A newly disclosed Linux kernel local privilege escalation vulnerability, reported by Theori/Xint, can allow any unprivileged local user to obtain root privileges using a 732-byte Python script. The exploit works reliably on the first attempt, does not depend on a race condition, and does not require adaptation to a specific kernel build. Although the vulnerability has a CVSS score of 7.8 (High), its real-world impact can be effectively critical in shared-kernel and multi-tenant environments.
The bug
The issue stems from a logic flaw in the kernel’s algif_aead component, introduced in Linux kernel 4.14 in July 2017. The vulnerable path is reachable through AF_ALG and splice() and enables a deterministic 4-byte write into the page cache of any readable file, including setuid binaries.
- The exploit does not rely on a race condition, does not require kernel-specific offsets, and works on the first attempt.
- The file on disk remains unchanged, meaning traditional file-integrity monitoring tools are unlikely to detect the modification.
- Because the page cache is shared at the host level, this vulnerability can become a basis for container escape on Kubernetes nodes from any pod where processes are able to create AF_ALG sockets.
Who is affected
The vulnerability affects Linux kernels starting from version 4.14 up to the patched versions.
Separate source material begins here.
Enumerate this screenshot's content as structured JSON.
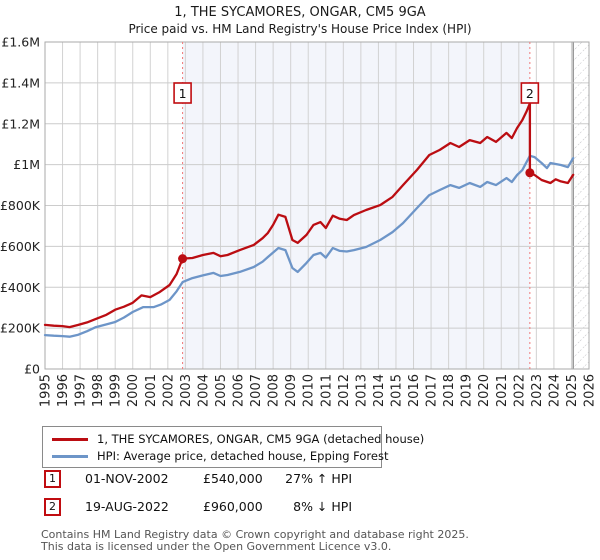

Theori confirmed root privilege escalation on Ubuntu 24.04 LTS, Amazon Linux 2023, RHEL 10.1, and SUSE 16. The same exploit also works without modification on Debian, Fedora, Rocky, Alma, Oracle, and Arch. The issue is fixed in kernel versions 6.18.22, 6.19.12, and 7.0.
What to do
At the time of disclosure, most Linux distributions had not yet shipped patched kernels. Mitigation should be applied first, followed by kernel updates as soon as they become available.
1. Disable algif_aead on every host:
echo "install algif_aead /bin/false" > /etc/modprobe.d/disable-algif.conf rmmod algif_aead 2>/dev/null || true
This mitigation is safe to apply. It does not affect dm-crypt, kTLS, IPsec, OpenSSL, SSH, or kernel keyring cryptography. The impact is limited to applications that explicitly use the OpenSSL afalg engine.
2. Block AF_ALG through seccomp for untrusted workloads, including Kubernetes pods, CI runners, and agent sandboxes.
3. Patch the kernel as soon as the relevant distribution provides the fix, then reboot the system.
4. Recommended prioritization: multi-tenant Kubernetes nodes first, followed by CI runners, production servers, and workstations.
For cloud-native teams
Kernel CVEs are not reflected in image SBOMs, so detection and exposure assessment should happen at the node level. Workloads running with hardware virtualization, such as Firecracker for Lambda or Fargate, or with kernel reimplementations such as gVisor or V8 isolates, are not exposed to the host kernel’s AF_ALG path.